66 P. 308 | Cal. | 1901

The plaintiff, an employee of the defendant, recovered judgment against it for the sum of three thousand five hundred dollars, as damages for personal injuries suffered by him, in the course of his employment, by reason of a defective machine. This appeal is prosecuted from an order denying defendant's motion for a new trial.

It is first urged that the complaint does not state a cause of action, the specific objection being that it fails to allege *314 that "the plaintiff was injured while in the necessary and proper discharge of his duty." No specific demurrer was directed to this alleged defect in the pleading, and in the absence of a special demurrer it will be held that the complaint is sufficient in this regard.

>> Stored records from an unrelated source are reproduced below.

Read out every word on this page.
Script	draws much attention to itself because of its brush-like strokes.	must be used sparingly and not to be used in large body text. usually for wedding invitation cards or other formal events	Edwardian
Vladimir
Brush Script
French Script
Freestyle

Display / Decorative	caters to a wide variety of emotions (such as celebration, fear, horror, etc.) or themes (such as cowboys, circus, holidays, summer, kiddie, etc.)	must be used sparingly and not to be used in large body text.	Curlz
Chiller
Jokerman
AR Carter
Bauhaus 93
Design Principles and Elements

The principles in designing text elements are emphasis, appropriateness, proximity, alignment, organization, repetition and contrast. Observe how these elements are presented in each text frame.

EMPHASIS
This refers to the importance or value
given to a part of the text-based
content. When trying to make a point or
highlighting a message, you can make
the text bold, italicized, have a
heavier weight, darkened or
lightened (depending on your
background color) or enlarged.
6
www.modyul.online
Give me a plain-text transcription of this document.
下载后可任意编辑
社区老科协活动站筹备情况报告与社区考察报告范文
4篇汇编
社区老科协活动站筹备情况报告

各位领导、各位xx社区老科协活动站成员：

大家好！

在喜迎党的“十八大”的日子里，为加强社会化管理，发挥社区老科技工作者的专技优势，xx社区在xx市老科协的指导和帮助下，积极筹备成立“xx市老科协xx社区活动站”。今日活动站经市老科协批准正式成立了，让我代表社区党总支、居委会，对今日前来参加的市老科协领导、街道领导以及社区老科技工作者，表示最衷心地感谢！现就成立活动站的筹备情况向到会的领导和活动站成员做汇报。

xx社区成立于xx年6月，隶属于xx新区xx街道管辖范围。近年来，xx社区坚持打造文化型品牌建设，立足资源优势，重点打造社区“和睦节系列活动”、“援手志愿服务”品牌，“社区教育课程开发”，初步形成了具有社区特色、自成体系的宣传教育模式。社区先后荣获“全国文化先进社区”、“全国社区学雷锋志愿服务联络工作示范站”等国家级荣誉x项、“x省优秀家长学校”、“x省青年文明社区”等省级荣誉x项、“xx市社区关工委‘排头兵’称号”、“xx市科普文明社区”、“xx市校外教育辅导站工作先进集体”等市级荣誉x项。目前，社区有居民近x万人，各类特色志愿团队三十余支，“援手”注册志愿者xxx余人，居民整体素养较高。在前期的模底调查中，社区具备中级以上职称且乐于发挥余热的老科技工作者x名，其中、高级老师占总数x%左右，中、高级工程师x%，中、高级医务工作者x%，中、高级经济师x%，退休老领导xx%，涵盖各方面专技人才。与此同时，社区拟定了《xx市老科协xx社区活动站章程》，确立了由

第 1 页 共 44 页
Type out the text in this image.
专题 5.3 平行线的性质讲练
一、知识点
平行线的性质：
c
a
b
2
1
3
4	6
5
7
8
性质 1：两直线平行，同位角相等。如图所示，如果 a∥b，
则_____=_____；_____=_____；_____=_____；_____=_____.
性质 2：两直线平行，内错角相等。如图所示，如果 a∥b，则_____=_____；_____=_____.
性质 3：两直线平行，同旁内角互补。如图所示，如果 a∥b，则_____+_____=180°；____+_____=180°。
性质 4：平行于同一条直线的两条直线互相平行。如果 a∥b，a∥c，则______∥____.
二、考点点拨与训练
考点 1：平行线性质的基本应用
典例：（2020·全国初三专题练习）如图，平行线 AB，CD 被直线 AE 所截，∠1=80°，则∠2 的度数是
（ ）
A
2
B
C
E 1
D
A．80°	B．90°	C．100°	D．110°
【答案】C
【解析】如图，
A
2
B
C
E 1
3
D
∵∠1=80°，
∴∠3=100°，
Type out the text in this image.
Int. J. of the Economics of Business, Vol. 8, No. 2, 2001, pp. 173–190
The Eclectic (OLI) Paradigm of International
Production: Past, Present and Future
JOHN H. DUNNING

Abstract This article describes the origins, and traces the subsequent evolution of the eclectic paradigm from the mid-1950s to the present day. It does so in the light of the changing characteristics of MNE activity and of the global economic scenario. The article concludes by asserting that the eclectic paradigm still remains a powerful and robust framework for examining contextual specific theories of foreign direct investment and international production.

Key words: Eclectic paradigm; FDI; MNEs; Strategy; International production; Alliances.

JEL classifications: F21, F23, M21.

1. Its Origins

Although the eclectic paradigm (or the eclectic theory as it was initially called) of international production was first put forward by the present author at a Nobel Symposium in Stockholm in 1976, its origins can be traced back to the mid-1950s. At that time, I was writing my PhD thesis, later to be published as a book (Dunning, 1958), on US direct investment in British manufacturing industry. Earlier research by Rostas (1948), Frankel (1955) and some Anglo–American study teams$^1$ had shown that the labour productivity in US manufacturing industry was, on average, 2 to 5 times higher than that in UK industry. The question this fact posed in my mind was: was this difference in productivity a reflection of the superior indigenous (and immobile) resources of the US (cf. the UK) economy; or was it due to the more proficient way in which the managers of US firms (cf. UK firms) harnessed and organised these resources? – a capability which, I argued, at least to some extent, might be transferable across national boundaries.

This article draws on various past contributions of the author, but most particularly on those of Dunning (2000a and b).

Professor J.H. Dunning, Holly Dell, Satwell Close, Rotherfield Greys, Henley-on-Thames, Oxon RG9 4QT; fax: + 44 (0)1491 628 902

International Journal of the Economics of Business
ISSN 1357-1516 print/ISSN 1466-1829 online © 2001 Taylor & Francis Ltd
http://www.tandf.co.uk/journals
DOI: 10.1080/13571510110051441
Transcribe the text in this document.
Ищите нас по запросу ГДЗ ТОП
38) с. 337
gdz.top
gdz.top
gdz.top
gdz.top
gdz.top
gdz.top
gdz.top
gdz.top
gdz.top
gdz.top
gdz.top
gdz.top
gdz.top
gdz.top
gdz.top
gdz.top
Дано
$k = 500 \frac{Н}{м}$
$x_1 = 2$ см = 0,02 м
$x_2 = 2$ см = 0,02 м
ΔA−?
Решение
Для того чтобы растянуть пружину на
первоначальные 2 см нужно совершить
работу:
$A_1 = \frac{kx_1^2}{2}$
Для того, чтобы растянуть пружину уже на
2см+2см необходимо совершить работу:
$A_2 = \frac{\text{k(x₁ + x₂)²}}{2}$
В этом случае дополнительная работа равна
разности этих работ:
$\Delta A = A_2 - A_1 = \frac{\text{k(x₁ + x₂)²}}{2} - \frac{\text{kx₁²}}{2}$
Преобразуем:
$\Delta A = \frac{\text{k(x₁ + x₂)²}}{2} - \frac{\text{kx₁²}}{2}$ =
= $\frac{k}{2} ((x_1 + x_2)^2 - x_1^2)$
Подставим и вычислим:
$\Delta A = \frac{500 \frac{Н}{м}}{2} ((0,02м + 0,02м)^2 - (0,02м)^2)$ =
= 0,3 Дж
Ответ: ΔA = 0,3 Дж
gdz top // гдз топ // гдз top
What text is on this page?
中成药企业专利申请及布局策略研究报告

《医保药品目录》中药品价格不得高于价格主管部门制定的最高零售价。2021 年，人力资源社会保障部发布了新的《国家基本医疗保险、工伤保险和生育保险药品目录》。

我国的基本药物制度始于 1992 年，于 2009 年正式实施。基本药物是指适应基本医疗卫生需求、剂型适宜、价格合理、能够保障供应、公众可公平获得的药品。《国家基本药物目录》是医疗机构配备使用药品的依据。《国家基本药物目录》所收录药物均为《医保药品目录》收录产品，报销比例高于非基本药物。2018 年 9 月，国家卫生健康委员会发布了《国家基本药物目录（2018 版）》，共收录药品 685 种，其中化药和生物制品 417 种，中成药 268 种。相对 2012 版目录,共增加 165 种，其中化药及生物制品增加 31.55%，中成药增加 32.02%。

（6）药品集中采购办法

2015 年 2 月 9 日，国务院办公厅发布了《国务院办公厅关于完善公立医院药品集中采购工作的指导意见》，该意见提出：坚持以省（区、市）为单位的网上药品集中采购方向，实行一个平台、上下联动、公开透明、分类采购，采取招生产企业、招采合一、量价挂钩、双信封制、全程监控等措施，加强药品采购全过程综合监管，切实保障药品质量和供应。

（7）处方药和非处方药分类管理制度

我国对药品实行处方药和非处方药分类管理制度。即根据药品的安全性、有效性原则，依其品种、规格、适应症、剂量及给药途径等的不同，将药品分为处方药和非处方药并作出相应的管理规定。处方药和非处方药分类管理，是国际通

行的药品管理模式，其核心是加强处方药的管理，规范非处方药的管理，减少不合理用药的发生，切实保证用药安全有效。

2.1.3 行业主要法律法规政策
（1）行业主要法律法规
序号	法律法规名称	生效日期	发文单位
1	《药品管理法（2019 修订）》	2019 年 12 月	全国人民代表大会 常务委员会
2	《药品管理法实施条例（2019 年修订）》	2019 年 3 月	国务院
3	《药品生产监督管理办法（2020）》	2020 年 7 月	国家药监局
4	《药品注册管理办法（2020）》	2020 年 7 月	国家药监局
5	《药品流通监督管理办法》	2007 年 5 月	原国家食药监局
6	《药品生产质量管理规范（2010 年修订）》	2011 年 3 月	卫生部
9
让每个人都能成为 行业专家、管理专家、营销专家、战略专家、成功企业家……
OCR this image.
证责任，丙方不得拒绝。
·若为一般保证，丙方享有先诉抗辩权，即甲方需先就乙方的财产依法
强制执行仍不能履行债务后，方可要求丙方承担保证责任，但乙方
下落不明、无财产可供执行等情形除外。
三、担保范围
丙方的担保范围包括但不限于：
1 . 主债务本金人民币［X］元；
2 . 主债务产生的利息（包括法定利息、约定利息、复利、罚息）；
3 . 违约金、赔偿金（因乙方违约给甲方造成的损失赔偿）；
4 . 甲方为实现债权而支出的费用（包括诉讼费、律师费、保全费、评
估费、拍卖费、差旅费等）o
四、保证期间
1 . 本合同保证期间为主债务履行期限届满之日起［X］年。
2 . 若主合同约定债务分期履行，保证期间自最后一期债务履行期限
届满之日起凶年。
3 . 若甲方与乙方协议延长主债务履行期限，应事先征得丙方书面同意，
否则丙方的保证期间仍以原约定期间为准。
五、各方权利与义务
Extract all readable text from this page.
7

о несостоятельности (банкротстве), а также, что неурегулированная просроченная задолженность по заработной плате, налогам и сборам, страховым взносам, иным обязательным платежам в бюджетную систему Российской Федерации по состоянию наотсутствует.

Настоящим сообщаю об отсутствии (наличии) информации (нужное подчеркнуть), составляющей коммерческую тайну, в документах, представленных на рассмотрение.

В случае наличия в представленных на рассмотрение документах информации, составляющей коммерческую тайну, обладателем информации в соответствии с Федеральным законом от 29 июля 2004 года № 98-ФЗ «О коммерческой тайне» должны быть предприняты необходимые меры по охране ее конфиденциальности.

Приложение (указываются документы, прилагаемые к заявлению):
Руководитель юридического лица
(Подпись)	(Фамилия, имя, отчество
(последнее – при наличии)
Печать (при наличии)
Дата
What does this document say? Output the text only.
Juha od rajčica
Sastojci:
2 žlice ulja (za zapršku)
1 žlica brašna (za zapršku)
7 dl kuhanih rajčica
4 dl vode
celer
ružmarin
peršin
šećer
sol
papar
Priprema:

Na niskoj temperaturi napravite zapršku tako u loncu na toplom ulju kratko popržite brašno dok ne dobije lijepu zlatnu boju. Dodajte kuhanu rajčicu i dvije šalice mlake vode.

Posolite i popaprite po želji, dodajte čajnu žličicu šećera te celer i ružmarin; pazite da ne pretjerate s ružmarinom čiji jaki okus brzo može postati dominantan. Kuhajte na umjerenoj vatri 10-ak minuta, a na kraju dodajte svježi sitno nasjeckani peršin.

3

The following instruction is assailed: "If you find from the evidence that the accident through which plaintiff was injured resulted from an inherent defect in the machinery, as alleged in the complaint, which might have been discovered by the exercise of reasonable diligence on the part of defendant, and that plaintiff did not know, and was not in a position to have found out, such defect, in the usual and ordinary course of his employment, then you should find for the plaintiff and assess the amount of his damages." This instruction is assailed as not comprising all the elements of fact which were necessary to justify a verdict in favor of plaintiff. But, as this court has often held, the instructions must all be read and considered together, and here, in other portions of the charge, we find the jury fully instructed as to other elements of facts necessary to be found by them in favor of plaintiff before a verdict could be given him. By the instruction quoted, the minds of the jurors were directed alone to a single element of fact, — to wit, the defect in the machinery. Other instructions were equally direct and explicit as to other facts involved in the case, and considering all the instructions together, the court is convinced that the jury were not misled by the instruction given.

Another error complained of is, that the court permitted the witness Palmer to testify as to the relative strength of wrought and cast iron as the material for the part of the machine in question. In this there was no error. The evidence was pertinent and material, and the witness was qualified as an expert to give his opinion with reference to it. (Code Civ. Proc., sec. 1870, subd. 9.) Upon a careful consideration of the record we are not prepared to say that the verdict of the jury was excessive, or that the evidence was insufficient to support the verdict.

For the foregoing reasons the order is affirmed.